Staff delving into Preston Hall Museum and Park's vast collection have unearthed some hidden treasures which will soon be on display to the public.
New light has been shed on several items after Museum staff began in-depth research of their collection as part of Stockton Council's ambitious £7million re-development of the popular attraction.
Two armorial bowls, acquired in 1954 just after the Museum opened, were known to be of historical importance but their cultural significance is only now being fully appreciated.
Dating back to the 1740s, the bowls are likely to be connected with the opening of Stockton Town Hall in 1735, or the transfer of the building to the then Stockton Corporation in 1744.
Each bowl is decorated with a repeating pattern of two pairs of angels, the Castle and Anchor badge of Stockton and an inscription in Latin, and are thought to be some of the first recorded examples of Chinese porcelain made specifically for an English town.
At this time British manufacturers could not make such commemorative wares so the bowls would have been made in China and shipped to Stockton - taking as long as three or four years to arrive.

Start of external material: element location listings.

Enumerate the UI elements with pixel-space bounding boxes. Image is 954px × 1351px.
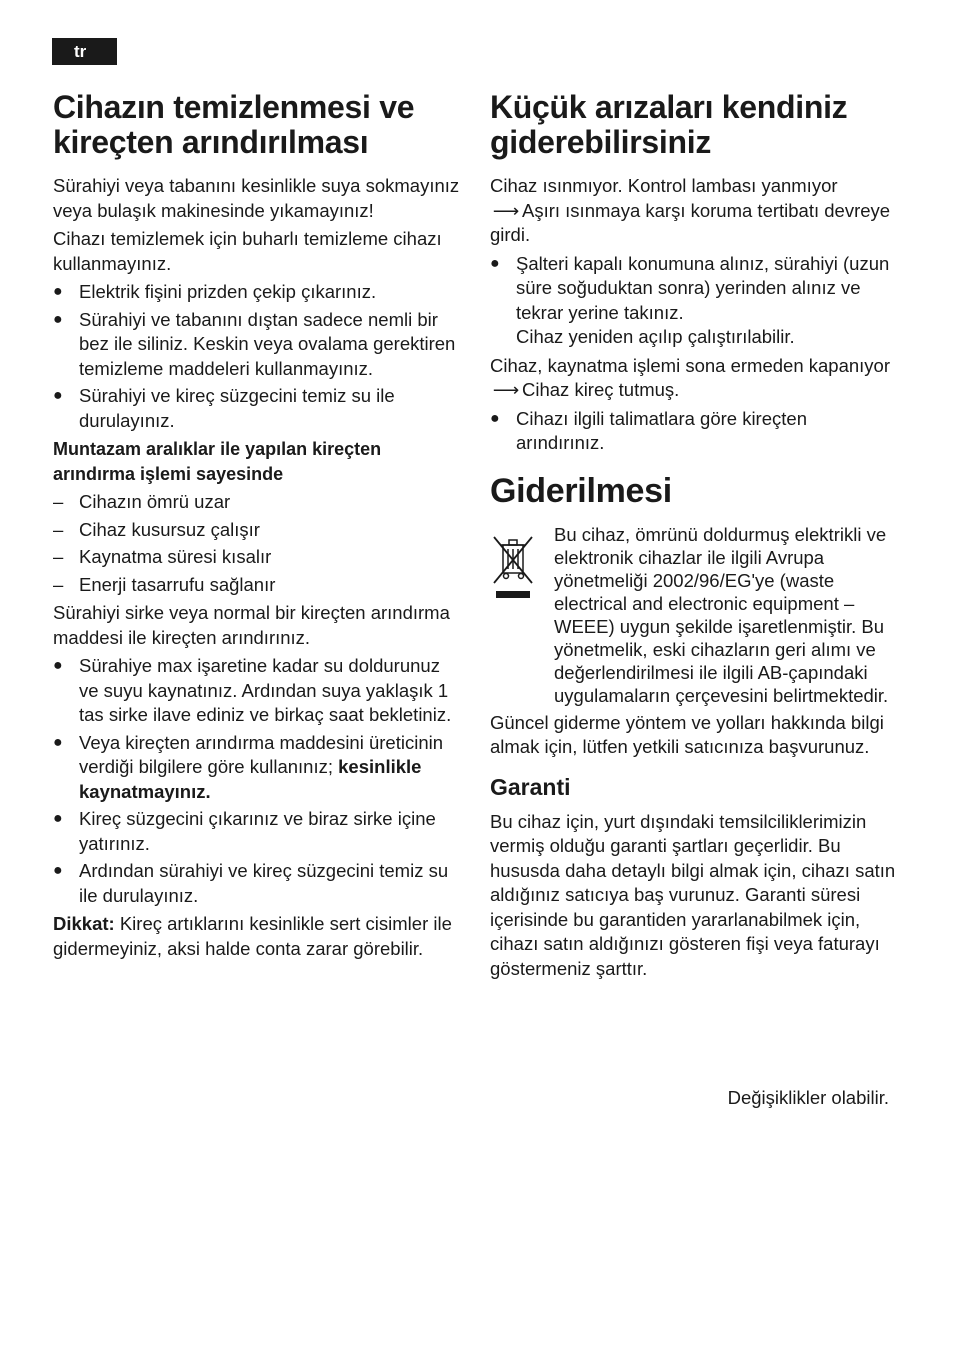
bullet-icon: ● (53, 310, 63, 328)
list-item: – Kaynatma süresi kısalır (53, 545, 463, 570)
bullet-icon: ● (490, 409, 500, 427)
list-item: ● Elektrik fişini prizden çekip çıkarınız. (53, 280, 463, 305)
weee-text: Bu cihaz, ömrünü doldurmuş elektrikli ve elektronik cihazlar ile ilgili Avrupa yönetmeliği 2002/96/EG'ye (waste electrical and electronic equipment – WEEE) uygun şekilde işaretlenmiştir. Bu yönetmelik, eski cihazların geri alımı ve değerlendirilmesi ile ilgili AB-çapındaki uygulamaların çerçevesini belirtmektedir. (554, 523, 889, 706)
bullet-icon: ● (490, 254, 500, 272)
list-item: ● Sürahiyi ve kireç süzgecini temiz su ile durulayınız. (53, 385, 395, 431)
bullet-icon: ● (53, 283, 63, 300)
paragraph: Sürahiyi sirke veya normal bir kireçten arındırma maddesi ile kireçten arındırınız. (53, 602, 450, 648)
bullet-icon: ● (53, 862, 63, 879)
paragraph: Cihaz, kaynatma işlemi sona ermeden kapanıyor ⟶ Cihaz kireç tutmuş. (490, 354, 900, 403)
list-item: ● Şalteri kapalı konumuna alınız, sürahiyi (uzun süre soğuduktan sonra) yerinden alınız ve tekrar yerine takınız. Cihaz yeniden açılıp çalıştırılabilir. (490, 252, 890, 347)
footer-note: Değişiklikler olabilir. (727, 1087, 889, 1108)
list-item: ● Sürahiyi ve tabanını dıştan sadece nemli bir bez ile siliniz. Keskin veya ovalama gerektiren temizleme maddeleri kullanmayınız. (53, 308, 456, 379)
bullet-icon: ● (53, 733, 63, 751)
paragraph: Bu cihaz için, yurt dışındaki temsilciliklerimizin vermiş olduğu garanti şartları geçerlidir. Bu hususda daha detaylı bilgi almak için, cihazı satın aldığınız satıcıya baş vurunuz. Garanti süresi içerisinde bu garantiden yararlanabilmek için, cihazı satın aldığınızı gösteren fişi veya faturayı göstermeniz şarttır. (490, 810, 896, 979)
arrow-right-icon: ⟶ (492, 199, 520, 221)
list-item: – Cihaz kusursuz çalışır (53, 518, 463, 543)
disposal-title: Giderilmesi (490, 471, 672, 510)
bullet-icon: ● (53, 810, 63, 827)
bullet-icon: ● (53, 657, 63, 674)
list-item: – Cihazın ömrü uzar (53, 490, 463, 515)
list-item: ● Cihazı ilgili talimatlara göre kireçten arındırınız. (490, 407, 807, 453)
weee-block (490, 523, 900, 707)
troubleshooting-section (490, 90, 900, 985)
warning-label: Dikkat: (53, 913, 115, 934)
descaling-steps-list (53, 654, 463, 908)
list-item: ● Kireç süzgecini çıkarınız ve biraz sirke içine yatırınız. (53, 808, 436, 854)
list-item: ● Sürahiye max işaretine kadar su doldurunuz ve suyu kaynatınız. Ardından suya yaklaşık 1 tas sirke ilave ediniz ve birkaç saat bekletiniz. (53, 655, 452, 725)
list-item: ● Ardından sürahiyi ve kireç süzgecini temiz su ile durulayınız. (53, 860, 449, 906)
fix-list (490, 407, 900, 456)
paragraph: Cihazı temizlemek için buharlı temizleme cihazı kullanmayınız. (53, 228, 442, 274)
guarantee-title: Garanti (490, 773, 571, 800)
benefits-list (53, 490, 463, 597)
paragraph: Güncel giderme yöntem ve yolları hakkında bilgi almak için, lütfen yetkili satıcınıza başvurunuz. (490, 711, 884, 757)
cleaning-steps-list (53, 280, 463, 433)
cleaning-section (53, 90, 463, 965)
dash-icon: – (53, 518, 64, 540)
cleaning-title: Cihazın temizlenmesi ve kireçten arındırılması (53, 89, 415, 160)
language-tab: tr (52, 38, 117, 65)
list-item: ● Veya kireçten arındırma maddesini üreticinin verdiği bilgilere göre kullanınız; kesinlikle kaynatmayınız. (53, 731, 444, 802)
arrow-right-icon: ⟶ (492, 379, 520, 400)
dash-icon: – (53, 491, 64, 512)
dash-icon: – (53, 546, 64, 567)
dash-icon: – (53, 573, 64, 595)
bullet-icon: ● (53, 387, 63, 404)
paragraph: Sürahiyi veya tabanını kesinlikle suya sokmayınız veya bulaşık makinesinde yıkamayınız! (53, 175, 460, 221)
troubleshooting-title: Küçük arızaları kendiniz giderebilirsiniz (490, 89, 848, 160)
list-item: – Enerji tasarrufu sağlanır (53, 573, 463, 598)
warning-paragraph: Dikkat: Kireç artıklarını kesinlikle sert cisimler ile gidermeyiniz, aksi halde conta zarar görebilir. (53, 913, 452, 959)
benefits-heading: Muntazam aralıklar ile yapılan kireçten arındırma işlemi sayesinde (53, 439, 382, 484)
paragraph: Cihaz ısınmıyor. Kontrol lambası yanmıyor ⟶ Aşırı ısınmaya karşı koruma tertibatı devreye girdi. (490, 175, 891, 245)
crossed-out-bin-icon (490, 523, 554, 707)
fix-list (490, 252, 900, 350)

The pieces will feature prominently alongside the Museum's wide and varied collection when it reopens in Summer 2012. Among these will be previously unseen treasures including sketches thought to be by the famous 18th Century Neoclassical artist Angelica Kauffman, and a watercolour by Thomas Girtin who, along with JMW Turner, played a key role in establishing watercolour as a reputable art form.
Councillor Ken Dixon, Stockton Council's Cabinet Member for Arts, Leisure and Culture, said: "It's fascinating that new light has been shed on some of the hidden gems in the Museum's collection during the preparation for its reopening.
"The bowls provide a sneak peak of what Preston Hall has to offer, so put a date in your diary to visit when it reopens in the summer to make sure you don't miss out on seeing these and other hidden treasures.
"The armorial bowls will sit alongside established favourites of the Museum, such as George de la Tour’s 'The Dice Players', along with previously unseen items forming the basis of an exciting new visitor experience."
Stockton Council's major regeneration of the Museum and Park includes restoration of and improvement to the Grade II listed Hall, additional works within the Victorian Street, the installation of the new jetty and the re-creation of the original walled kitchen garden and orchard.
The scheme has attracted £3.8 million of funding from the Heritage Lottery Fund and has also been awarded a grant of £5,000 from the Green Museums Programme run by Renaissance North East.